A set of publicly-available data files will be loaded by the integration.R file. The integration step joins and transforms the source files according to Tidy Data principles, and persists the integrated data into the data_working/ directory.
The enrichment step creates features better suited for the modeling process by applying feature engineering methods (such as scaling and centering the numeric features), outlier removal (using Cook’s Distance), imputation (using predictive mean matching PMM), and feature selection (by removing highly-correlated features). Additionally, training labels are assigned through stratified random sampling. The enriched results are stored in feather format in the data_working/ directory.
In the modeling step, a stepwise linear regression is applied to the training partition of the enriched dataset. The model coefficients, performance statistics, and the model itself is stored in the data_output/ and models/ directories (respectively).
In the evaluation step, the testing partitions of the enriched dataset are applied to the trained model from the models/ directory. The testing data with the appended predictions, along with performance statistics from the testing dataset, are stored in the data_output/ directory as a .csv file.
Finally, an R Markdown report is produced, using files sourced from the data_output/ directory.
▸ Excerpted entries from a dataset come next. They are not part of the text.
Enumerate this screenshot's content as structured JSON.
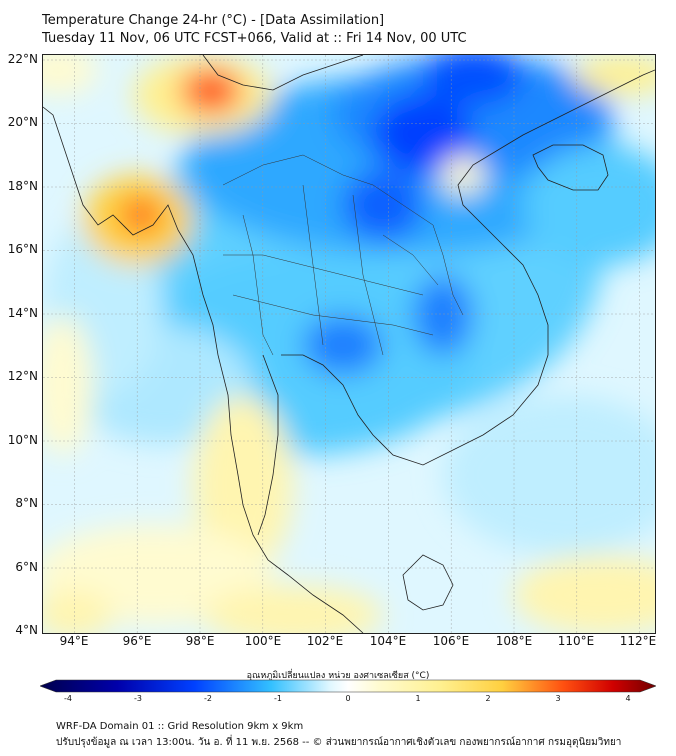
{
  "title": {
    "line1": "Temperature Change 24-hr (°C) - [Data Assimilation]",
    "line2": "Tuesday 11 Nov, 06 UTC FCST+066, Valid at :: Fri 14 Nov, 00 UTC"
  },
  "axes": {
    "lat_labels": [
      "22°N",
      "20°N",
      "18°N",
      "16°N",
      "14°N",
      "12°N",
      "10°N",
      "8°N",
      "6°N",
      "4°N"
    ],
    "lon_labels": [
      "94°E",
      "96°E",
      "98°E",
      "100°E",
      "102°E",
      "104°E",
      "106°E",
      "108°E",
      "110°E",
      "112°E"
    ]
  },
  "colorbar": {
    "title": "อุณหภูมิเปลี่ยนแปลง หน่วย องศาเซลเซียส (°C)",
    "ticks": [
      "-4",
      "-3",
      "-2",
      "-1",
      "0",
      "1",
      "2",
      "3",
      "4"
    ],
    "colors": [
      "#00004c",
      "#0000aa",
      "#0040ff",
      "#1090ff",
      "#33c0ff",
      "#88e0ff",
      "#dff7ff",
      "#ffffff",
      "#fffbd0",
      "#fff090",
      "#ffd040",
      "#ffa020",
      "#ff5010",
      "#d00000",
      "#700000"
    ]
  },
  "footer": {
    "line1": "WRF-DA Domain 01 :: Grid Resolution 9km x 9km",
    "line2": "ปรับปรุงข้อมูล ณ เวลา 13:00น. วัน อ. ที่ 11 พ.ย. 2568 -- © ส่วนพยากรณ์อากาศเชิงตัวเลข กองพยากรณ์อากาศ กรมอุตุนิยมวิทยา"
  }
}
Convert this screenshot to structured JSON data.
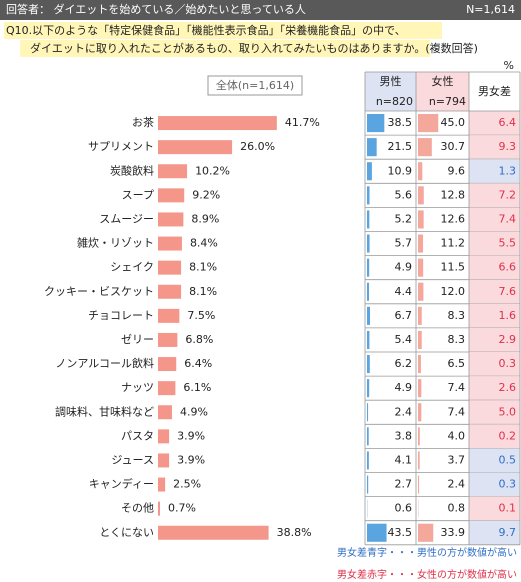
{
  "header": {
    "respondents": "回答者： ダイエットを始めている／始めたいと思っている人",
    "n": "N=1,614"
  },
  "question": [
    "Q10.以下のような「特定保健食品」「機能性表示食品」「栄養機能食品」の中で、",
    "ダイエットに取り入れたことがあるもの、取り入れてみたいものはありますか。(複数回答)"
  ],
  "chart_data": {
    "type": "bar",
    "unit": "%",
    "categories": [
      "お茶",
      "サプリメント",
      "炭酸飲料",
      "スープ",
      "スムージー",
      "雑炊・リゾット",
      "シェイク",
      "クッキー・ビスケット",
      "チョコレート",
      "ゼリー",
      "ノンアルコール飲料",
      "ナッツ",
      "調味料、甘味料など",
      "パスタ",
      "ジュース",
      "キャンディー",
      "その他",
      "とくにない"
    ],
    "series": [
      {
        "name": "全体(n=1,614)",
        "color": "#f4978a",
        "values": [
          41.7,
          26.0,
          10.2,
          9.2,
          8.9,
          8.4,
          8.1,
          8.1,
          7.5,
          6.8,
          6.4,
          6.1,
          4.9,
          3.9,
          3.9,
          2.5,
          0.7,
          38.8
        ],
        "value_labels": [
          "41.7%",
          "26.0%",
          "10.2%",
          "9.2%",
          "8.9%",
          "8.4%",
          "8.1%",
          "8.1%",
          "7.5%",
          "6.8%",
          "6.4%",
          "6.1%",
          "4.9%",
          "3.9%",
          "3.9%",
          "2.5%",
          "0.7%",
          "38.8%"
        ]
      },
      {
        "name": "男性",
        "sample": "n=820",
        "color": "#5aa5e0",
        "values": [
          38.5,
          21.5,
          10.9,
          5.6,
          5.2,
          5.7,
          4.9,
          4.4,
          6.7,
          5.4,
          6.2,
          4.9,
          2.4,
          3.8,
          4.1,
          2.7,
          0.6,
          43.5
        ],
        "value_labels": [
          "38.5",
          "21.5",
          "10.9",
          "5.6",
          "5.2",
          "5.7",
          "4.9",
          "4.4",
          "6.7",
          "5.4",
          "6.2",
          "4.9",
          "2.4",
          "3.8",
          "4.1",
          "2.7",
          "0.6",
          "43.5"
        ]
      },
      {
        "name": "女性",
        "sample": "n=794",
        "color": "#f4a89c",
        "values": [
          45.0,
          30.7,
          9.6,
          12.8,
          12.6,
          11.2,
          11.5,
          12.0,
          8.3,
          8.3,
          6.5,
          7.4,
          7.4,
          4.0,
          3.7,
          2.4,
          0.8,
          33.9
        ],
        "value_labels": [
          "45.0",
          "30.7",
          "9.6",
          "12.8",
          "12.6",
          "11.2",
          "11.5",
          "12.0",
          "8.3",
          "8.3",
          "6.5",
          "7.4",
          "7.4",
          "4.0",
          "3.7",
          "2.4",
          "0.8",
          "33.9"
        ]
      },
      {
        "name": "男女差",
        "values": [
          6.4,
          9.3,
          1.3,
          7.2,
          7.4,
          5.5,
          6.6,
          7.6,
          1.6,
          2.9,
          0.3,
          2.6,
          5.0,
          0.2,
          0.5,
          0.3,
          0.1,
          9.7
        ],
        "value_labels": [
          "6.4",
          "9.3",
          "1.3",
          "7.2",
          "7.4",
          "5.5",
          "6.6",
          "7.6",
          "1.6",
          "2.9",
          "0.3",
          "2.6",
          "5.0",
          "0.2",
          "0.5",
          "0.3",
          "0.1",
          "9.7"
        ]
      }
    ],
    "diff_colors": {
      "male_higher": "#2f6fc6",
      "female_higher": "#e0304a"
    },
    "notes": [
      "男女差青字・・・男性の方が数値が高い",
      "男女差赤字・・・女性の方が数値が高い"
    ]
  }
}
The api.R file generates a sample RESTful api that uses the trained model from the models/ directory. The demo api can be called with the below sample request body:
{
"dt": {"state": "AL",
"hospital_type": "acute_care_hospitals",
"hospital_ownership": "government_hospital_district_or_authority",
"emergency_services": "Yes",
"ehr_interop": "Y",
"denominator": 1.4791,
"PSI_10": -1.3895,
"PSI_11": 0.597,
"PSI_12": -0.9487,
"PSI_13": -0.102,
"PSI_14": -1.1131,
"PSI_15": -0.9439,
"PSI_3": 0.029,
"PSI_6": -0.5752,
"PSI_8": -1.4081,
"PSI_9": -0.3028,
"denominator_ln": 1.3489}
}
Note that the demo project was designed simply to illustrate the the functionality of the ‘archetyper’ project. It was not designed to be a production or publish worthy model.